I do have some suggestions. The first is to persevere. Every meditator will encounter periods of seeming stagnation, just as they will encounter periods of progress. As you thought I might say, it is indeed important to accept. But then again, that doesn't mean you can't try to improve your technique. Meditation can be completely useless if not done correctly. The main idea is to find a balance between relaxation and excitement. If your mind is too relaxed you can easily lose your awareness, drift off into daydreams, or even fall asleep. In the same way, if the mind is too excited, there is a proliferation of thoughts and an inability to maintain one's concentration on one thing. As you meditate, you can maintain awareness of whether your mind is excited or relaxed and how it oscillates between the two. When your mind moves into either of these two states, gently try to bring it back to the middle.

Above all else, no matter what happens, as long as you are aware, then that is meditation. So if seeming problems arise, or you are uncomfortable, or you think it may not be working, direct your awareness to these thoughts as they occur. That way you can meditate no matter what arises. You could be in a crowded subway station, but if you consciously direct your awareness to what you are thinking, feeling and perceiving, then you are meditating!
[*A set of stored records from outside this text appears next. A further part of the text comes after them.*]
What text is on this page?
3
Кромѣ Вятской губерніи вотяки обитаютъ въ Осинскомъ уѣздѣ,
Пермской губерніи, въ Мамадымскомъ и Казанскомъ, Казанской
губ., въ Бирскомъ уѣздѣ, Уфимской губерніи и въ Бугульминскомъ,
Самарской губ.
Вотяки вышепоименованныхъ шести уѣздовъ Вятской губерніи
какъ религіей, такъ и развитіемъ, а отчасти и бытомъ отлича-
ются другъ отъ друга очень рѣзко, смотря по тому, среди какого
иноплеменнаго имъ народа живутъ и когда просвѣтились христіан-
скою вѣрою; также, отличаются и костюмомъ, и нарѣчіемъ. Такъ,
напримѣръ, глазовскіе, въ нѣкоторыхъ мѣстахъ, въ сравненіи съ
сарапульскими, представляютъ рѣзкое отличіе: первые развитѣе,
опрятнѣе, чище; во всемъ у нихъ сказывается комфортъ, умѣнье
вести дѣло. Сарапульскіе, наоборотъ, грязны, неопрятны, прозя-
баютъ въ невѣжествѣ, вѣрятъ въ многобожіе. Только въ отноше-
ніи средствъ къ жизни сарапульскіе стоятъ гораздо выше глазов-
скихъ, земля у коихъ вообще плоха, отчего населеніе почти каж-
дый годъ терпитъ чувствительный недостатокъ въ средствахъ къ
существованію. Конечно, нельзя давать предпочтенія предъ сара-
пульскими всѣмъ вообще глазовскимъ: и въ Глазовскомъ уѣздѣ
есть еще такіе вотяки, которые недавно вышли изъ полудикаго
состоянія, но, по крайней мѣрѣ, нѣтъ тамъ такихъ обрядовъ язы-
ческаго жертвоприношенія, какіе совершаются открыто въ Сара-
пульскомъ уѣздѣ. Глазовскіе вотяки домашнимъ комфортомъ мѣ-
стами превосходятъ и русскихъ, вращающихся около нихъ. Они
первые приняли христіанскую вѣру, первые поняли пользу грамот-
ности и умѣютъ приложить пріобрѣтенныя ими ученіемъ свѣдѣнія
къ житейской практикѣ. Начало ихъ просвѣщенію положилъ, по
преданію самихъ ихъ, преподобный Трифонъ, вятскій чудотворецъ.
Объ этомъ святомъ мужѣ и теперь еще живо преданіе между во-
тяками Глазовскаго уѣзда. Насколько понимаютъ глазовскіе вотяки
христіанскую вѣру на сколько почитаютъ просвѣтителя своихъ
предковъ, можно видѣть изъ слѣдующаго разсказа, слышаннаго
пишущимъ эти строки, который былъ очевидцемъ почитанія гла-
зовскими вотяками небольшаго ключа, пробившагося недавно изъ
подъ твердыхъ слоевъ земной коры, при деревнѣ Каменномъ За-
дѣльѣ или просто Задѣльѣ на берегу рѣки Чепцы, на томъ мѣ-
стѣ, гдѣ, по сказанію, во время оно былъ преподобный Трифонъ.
Here's my final suggestion, which has a more Buddhist flavor. It is said that meditative stability and realization can only come through the accumulation of merit (positive karma.) Thus by performing as many virtuous deeds as you can, and refraining from negative ones, you are benefiting others, but you are also planting the seeds for meditative realization in yourself.

Anonymous said...

Keep coming back...

beckett said...

I was struck by this sentence: "A gentleman sharing at tonight's meeting echoed a common theme. When he was drinking, trouble followed him around, but he never noticed that he was its cause." That was the case with me and I am sure many people for a long time. I sometimes see now when trouble that seems to follow me was in fact caused by me. Yet I often continue to cause that trouble for myself. Understanding and accepting one's behavior is a difficult task.

LaMisma, one of the hardest things for me is to avoid goals with meditation. For instance, I started meditating to control anxiety. But if I meditate by focusing on my goal of calmness and say to myself "calm down, calm down, calm down," I finish feeling like I haven't meditated at all. I go into meditation with a goal, and I somehow have to let go of/forget that goal for ten minutes.